Anybody ever plant orchard grass with oats as a nurse crop? I've got a bunch of oats left over from harvest that I'd like to use up and the only thing that I've got to plant it into are a couple of fields going into orchard grass and clover mix.


----------



## Haymike56 (May 3, 2010)

I always plant them with an Orchard Grass, Timothy and Alalpha mix. Then I cut them in the boot stage and bale it. The cows love it.


----------



## swmnhay (Jun 13, 2008)

Used to do it all the time.Mix orchardgrass seed with oats in big box on drill and the alfalfa seed in alfalfa box.You can get by with 1 bpa if just for cover crop.It will stool out anyway.


----------



## dbergh (Jun 3, 2010)

Its a great way to get a crop established and also get something to cut and bale early on in the process.
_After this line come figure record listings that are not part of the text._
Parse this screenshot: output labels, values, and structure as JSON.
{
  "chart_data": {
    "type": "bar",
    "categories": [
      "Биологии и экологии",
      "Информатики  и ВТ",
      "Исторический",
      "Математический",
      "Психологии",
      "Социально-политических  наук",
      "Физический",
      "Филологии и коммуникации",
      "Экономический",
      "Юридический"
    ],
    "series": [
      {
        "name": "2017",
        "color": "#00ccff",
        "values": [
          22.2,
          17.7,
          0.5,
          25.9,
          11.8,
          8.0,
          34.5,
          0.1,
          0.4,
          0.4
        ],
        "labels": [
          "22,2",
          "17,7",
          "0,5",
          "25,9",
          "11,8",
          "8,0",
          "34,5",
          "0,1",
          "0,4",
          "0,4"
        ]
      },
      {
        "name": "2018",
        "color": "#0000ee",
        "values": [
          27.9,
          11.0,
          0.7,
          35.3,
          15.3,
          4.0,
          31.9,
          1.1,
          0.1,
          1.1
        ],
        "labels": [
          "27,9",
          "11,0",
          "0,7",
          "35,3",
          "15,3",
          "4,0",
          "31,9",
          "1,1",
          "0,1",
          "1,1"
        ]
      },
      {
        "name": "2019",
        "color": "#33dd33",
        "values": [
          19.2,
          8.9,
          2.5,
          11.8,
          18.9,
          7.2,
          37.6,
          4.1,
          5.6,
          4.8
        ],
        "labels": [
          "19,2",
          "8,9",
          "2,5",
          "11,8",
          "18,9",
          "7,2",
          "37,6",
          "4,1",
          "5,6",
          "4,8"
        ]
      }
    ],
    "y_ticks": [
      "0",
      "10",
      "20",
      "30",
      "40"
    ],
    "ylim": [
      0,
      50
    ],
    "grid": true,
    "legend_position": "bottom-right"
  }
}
Makes great cattle feed. Just don't let it get too rank or it will tend to choke your grass unnecessarily. Its better feed anyway at the boot stage.


----------



## Toyes Hill Angus (Dec 21, 2010)

If you can't get it cut eairly enough, it turns into wrapped straw. we can't seem to gegt the weather to hold long enought to dry bale so it gets wrapped, and if it is cut later than than desired it turns into expensive, smelly straw, but the cows still fight to eat it. I use Oats for a cover exclusively.


----------